Des protestations s’élevèrent. Le fumeur ne semblait pas en avoir
conscience, et se rassit lourdement.
Comme
le Nadarien molesté se relevait péniblement, non sans grimacer de
douleur, le barman surgit de derrière son comptoir et s’avança,
l’air furieux. Il dut cependant s’interrompre dans son élan. Un
individu massif venait de s’interposer, se déplaçant avec la
grâce d’un félin. Le colosse à la fourrure fauve eut un geste de
dénégation. Les muscles saillaient de ses quatre bras, ses
pectoraux surdéveloppés tendaient sa tunique sur sa poitrine. Si
son attitude était nonchalante, il émanait de toute sa personne une
sourde impression de danger. Ses paupières mi-closes étaient fixées
sur le barman, révélant une lueur dansante. Ce dernier écarquilla
les yeux et se tassa sur lui-même. Il hocha obséquieusement la tête
et tourna les talons.
D’un
mouvement vif, le Fengir redressa la chaise et s’assit en face du
fumeur de sengré. Le Nadarien, qui parmi les siens passait pour
avoir de larges épaules, parut tout à coup rétrécir. Il
considérait l’alien à figure de prédateur avec crainte et
perplexité. Les sourcils, moustaches et poils de barbe du Fengir
sinuaient de manière hypnotique, rendant difficile de décrypter son
expression de visage. Seules les deux minces fentes des yeux lui
tenant lieu de pupilles laissaient voir une étincelle amusée.
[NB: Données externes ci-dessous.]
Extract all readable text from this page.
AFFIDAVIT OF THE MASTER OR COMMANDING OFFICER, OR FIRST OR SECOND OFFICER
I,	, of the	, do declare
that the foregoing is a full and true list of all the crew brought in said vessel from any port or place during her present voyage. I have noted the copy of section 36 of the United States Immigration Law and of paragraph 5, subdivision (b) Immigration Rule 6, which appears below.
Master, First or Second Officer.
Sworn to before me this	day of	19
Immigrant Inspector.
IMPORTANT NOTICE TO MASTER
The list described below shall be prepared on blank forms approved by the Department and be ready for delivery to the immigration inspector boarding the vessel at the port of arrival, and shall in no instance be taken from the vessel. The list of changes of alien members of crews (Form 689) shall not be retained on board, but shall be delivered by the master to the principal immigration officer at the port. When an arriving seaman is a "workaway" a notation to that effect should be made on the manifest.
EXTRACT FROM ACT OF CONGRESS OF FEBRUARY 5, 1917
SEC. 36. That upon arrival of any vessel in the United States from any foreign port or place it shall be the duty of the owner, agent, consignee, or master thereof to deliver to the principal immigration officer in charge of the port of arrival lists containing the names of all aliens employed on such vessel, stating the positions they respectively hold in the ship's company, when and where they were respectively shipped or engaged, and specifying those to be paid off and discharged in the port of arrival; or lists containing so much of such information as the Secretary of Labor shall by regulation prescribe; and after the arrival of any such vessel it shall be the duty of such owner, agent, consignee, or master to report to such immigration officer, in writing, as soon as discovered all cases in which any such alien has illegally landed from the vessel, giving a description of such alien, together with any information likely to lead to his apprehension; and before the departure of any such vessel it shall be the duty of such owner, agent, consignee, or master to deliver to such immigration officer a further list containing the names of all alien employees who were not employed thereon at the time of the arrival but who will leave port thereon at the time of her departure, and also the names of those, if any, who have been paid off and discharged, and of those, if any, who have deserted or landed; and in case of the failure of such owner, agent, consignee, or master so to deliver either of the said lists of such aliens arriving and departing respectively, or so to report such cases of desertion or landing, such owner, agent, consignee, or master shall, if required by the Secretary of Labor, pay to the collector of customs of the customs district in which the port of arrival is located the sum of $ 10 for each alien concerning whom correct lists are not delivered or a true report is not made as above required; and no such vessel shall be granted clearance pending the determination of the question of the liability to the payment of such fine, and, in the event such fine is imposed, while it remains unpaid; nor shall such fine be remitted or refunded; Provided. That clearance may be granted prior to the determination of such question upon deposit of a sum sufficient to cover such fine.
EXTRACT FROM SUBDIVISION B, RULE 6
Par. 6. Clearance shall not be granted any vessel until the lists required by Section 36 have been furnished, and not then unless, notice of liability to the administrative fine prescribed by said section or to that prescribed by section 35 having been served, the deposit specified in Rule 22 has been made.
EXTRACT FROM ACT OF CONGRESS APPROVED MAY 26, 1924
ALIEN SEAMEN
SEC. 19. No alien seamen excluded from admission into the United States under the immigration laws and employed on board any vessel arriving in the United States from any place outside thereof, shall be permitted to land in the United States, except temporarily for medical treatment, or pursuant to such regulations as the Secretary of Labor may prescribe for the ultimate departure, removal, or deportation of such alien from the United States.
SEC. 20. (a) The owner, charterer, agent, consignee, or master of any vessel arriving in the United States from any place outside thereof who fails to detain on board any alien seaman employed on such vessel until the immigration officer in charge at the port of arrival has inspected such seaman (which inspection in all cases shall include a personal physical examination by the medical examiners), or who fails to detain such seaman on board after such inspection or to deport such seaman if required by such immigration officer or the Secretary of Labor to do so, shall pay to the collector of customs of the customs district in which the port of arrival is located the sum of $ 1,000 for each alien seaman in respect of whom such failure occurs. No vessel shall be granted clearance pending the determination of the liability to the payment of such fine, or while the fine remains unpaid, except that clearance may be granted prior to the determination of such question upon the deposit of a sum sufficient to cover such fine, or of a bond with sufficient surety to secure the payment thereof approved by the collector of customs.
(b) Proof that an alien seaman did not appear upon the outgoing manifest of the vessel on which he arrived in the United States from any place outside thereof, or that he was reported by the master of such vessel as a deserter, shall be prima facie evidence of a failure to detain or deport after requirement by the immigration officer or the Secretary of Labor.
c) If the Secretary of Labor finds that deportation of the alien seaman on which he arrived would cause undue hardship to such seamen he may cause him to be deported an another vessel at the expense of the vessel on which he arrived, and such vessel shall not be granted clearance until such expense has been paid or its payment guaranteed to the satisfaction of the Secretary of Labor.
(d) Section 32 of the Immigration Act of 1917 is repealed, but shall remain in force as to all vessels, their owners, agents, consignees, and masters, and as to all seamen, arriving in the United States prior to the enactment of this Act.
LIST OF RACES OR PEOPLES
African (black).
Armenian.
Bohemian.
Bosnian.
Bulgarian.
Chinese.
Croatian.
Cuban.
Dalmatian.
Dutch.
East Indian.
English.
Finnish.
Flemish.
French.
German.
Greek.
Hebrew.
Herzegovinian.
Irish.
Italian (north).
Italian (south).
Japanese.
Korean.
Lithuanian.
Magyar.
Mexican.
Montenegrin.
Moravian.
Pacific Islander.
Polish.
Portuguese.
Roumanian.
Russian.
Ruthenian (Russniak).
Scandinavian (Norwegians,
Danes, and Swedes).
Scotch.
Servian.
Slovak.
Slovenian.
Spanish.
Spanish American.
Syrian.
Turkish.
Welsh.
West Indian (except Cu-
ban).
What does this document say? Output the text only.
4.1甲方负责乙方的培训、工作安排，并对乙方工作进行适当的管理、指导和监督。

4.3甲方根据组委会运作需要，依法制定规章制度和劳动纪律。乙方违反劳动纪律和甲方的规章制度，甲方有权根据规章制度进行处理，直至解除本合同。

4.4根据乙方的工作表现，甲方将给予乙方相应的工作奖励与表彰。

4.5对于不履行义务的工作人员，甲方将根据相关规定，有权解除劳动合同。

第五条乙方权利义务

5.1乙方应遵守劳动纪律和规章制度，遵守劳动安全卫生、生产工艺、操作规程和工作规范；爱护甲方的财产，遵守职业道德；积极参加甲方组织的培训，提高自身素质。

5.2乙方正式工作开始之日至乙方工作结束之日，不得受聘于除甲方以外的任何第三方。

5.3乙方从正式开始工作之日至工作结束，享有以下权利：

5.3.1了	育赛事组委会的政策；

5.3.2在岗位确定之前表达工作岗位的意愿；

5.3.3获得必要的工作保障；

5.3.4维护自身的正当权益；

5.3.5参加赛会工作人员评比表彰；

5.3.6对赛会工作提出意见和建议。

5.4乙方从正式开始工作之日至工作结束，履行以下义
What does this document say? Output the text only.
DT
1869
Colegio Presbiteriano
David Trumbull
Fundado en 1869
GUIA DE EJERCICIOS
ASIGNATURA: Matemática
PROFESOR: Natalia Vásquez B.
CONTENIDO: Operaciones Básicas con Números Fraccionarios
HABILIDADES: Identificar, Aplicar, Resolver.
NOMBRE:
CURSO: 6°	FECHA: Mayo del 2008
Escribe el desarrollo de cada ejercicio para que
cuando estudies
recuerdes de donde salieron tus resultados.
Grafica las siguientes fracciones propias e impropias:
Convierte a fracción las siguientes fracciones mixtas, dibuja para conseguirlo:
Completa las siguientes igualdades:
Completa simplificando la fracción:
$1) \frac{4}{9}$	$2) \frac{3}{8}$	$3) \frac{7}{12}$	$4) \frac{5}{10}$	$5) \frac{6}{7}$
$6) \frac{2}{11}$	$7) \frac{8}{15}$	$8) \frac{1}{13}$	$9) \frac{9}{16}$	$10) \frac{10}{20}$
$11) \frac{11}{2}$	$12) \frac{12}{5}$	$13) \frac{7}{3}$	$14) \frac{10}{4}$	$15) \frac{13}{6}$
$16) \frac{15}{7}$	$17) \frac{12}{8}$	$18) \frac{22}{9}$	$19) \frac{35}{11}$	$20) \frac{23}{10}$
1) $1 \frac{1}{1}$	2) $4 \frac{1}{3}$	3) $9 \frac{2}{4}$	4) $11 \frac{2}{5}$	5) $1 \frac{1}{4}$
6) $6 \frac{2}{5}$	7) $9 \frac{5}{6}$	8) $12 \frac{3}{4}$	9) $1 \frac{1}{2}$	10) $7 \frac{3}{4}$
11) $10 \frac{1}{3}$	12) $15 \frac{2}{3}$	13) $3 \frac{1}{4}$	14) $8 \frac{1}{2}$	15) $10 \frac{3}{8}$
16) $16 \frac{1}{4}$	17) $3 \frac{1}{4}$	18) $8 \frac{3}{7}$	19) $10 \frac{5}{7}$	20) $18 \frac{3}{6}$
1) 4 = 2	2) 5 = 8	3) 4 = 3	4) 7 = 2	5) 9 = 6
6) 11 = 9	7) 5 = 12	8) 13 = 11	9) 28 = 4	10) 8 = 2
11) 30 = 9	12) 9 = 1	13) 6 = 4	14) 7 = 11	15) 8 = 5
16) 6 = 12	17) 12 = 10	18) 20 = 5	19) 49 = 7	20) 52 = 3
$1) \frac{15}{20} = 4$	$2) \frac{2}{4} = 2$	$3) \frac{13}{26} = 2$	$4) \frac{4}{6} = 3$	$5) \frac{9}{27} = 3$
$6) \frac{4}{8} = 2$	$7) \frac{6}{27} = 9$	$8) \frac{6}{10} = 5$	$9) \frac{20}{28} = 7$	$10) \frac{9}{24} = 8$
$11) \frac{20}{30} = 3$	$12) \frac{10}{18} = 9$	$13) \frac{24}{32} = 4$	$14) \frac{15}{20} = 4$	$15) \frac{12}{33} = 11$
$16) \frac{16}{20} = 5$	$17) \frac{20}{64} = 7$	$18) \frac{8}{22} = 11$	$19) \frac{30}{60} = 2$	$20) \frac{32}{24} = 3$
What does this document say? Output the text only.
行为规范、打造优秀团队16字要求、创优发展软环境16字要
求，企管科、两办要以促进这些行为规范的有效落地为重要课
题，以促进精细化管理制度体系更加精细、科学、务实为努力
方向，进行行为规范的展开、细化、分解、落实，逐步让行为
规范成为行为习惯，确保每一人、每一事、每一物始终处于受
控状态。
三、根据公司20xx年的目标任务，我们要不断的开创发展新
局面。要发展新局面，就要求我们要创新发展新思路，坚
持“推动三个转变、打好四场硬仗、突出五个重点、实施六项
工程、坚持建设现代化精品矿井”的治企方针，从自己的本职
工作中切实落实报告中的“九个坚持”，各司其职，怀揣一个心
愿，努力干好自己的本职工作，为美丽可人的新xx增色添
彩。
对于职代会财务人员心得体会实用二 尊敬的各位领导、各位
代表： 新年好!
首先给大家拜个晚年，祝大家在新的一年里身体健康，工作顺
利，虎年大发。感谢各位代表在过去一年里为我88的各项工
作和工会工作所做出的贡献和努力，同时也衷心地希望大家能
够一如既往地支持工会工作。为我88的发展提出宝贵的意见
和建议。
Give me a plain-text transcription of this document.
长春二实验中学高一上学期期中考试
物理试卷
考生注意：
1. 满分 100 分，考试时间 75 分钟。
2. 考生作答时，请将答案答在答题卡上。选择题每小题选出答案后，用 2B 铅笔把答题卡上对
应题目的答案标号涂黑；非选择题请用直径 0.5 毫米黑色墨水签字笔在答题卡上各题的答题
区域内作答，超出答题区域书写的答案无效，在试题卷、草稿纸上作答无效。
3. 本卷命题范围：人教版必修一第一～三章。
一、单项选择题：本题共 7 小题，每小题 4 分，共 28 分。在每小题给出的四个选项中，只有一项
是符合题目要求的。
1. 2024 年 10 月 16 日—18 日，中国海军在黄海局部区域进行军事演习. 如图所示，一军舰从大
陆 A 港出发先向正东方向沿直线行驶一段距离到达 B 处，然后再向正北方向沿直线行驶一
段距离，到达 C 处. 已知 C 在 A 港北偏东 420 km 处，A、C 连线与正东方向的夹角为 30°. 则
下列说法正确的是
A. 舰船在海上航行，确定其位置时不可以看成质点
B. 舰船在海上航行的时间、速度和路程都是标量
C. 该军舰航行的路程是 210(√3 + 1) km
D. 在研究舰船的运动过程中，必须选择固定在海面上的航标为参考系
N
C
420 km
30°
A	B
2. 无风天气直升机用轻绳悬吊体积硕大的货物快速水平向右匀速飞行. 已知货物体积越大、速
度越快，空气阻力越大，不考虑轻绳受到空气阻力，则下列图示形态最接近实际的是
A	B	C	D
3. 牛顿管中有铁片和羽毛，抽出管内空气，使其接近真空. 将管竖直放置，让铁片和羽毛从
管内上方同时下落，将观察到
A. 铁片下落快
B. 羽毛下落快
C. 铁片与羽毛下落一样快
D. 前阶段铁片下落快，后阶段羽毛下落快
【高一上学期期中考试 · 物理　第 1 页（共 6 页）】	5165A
« Belle manifestation d’autorité dont vous venez de faire
preuve, » feula-t-il.
L’autre
se rengorgea quelque peu, et il repoussa le vase de sengré.
« Ce
sont des hommes comme vous dont cette planète a besoin. »
L’hébétude
apparut dans l’expression du fumeur, qui cherchait ses mots sans
les trouver.
« Prenez
ça, » fit le Fengir en lui présentant une pilule bleue. Son
interlocuteur parut évaluer ses chances de refuser la requête tout
en préservant son intégrité physique. La différence de gabarit
entre lui et le Fengir alliée à la calme détermination de ce
dernier eurent raison de sa réticence, et il absorba la pilule. Très
vite, ses pupilles se dilatèrent. Il se mit à tousser, puis ses
yeux jaunes se mêlèrent de bleu — il recouvrait sa présence
d’esprit.
« Qu’est-ce
que vous voulez dire ? articula-t-il de son timbre rauque.
– Que
Nadar a besoin de leaders énergiques. Des gens comme vous.
– Leaders…
Et vous pouvez dire ça en me connaissant depuis trente secondes ?
– Nous
autres Fengirs avons de l’instinct. Et vous n’êtes pas inconnu
de nos services. Grendchko, fils de Balmen. Vous avez une vision
unique des choses, et cela vous rend très efficace. A l’image de
l’équipe de lutte de votre quartier, qui a été championne, et
dont vous étiez le capitaine. »
Grendchko
poussa un grognement. « Le titre nous a été retiré.
– Pour
de basses raisons politiques ! Le fait est que vous saviez vous
montrer persuasif pour recruter les meilleurs. »
Grendchko
opina avec conviction. En s’associant avec trois autres costauds,
il était parvenu à en engager d’autres. Certains s’étaient
fait tirer l’oreille, bien entendu. Parfois, l’intimidation
suffisait. En d’autres occasions, il fallait passer les plus rétifs
à tabac, eux ou des membres de leur famille. Personne n’aimait
voir son existence se transformer en enfer, et après tout, on leur
demandait juste d’intégrer l’équipe de lutte qui ferait d’eux
des gagnants, et non les losers qu’ils seraient restés sans cela.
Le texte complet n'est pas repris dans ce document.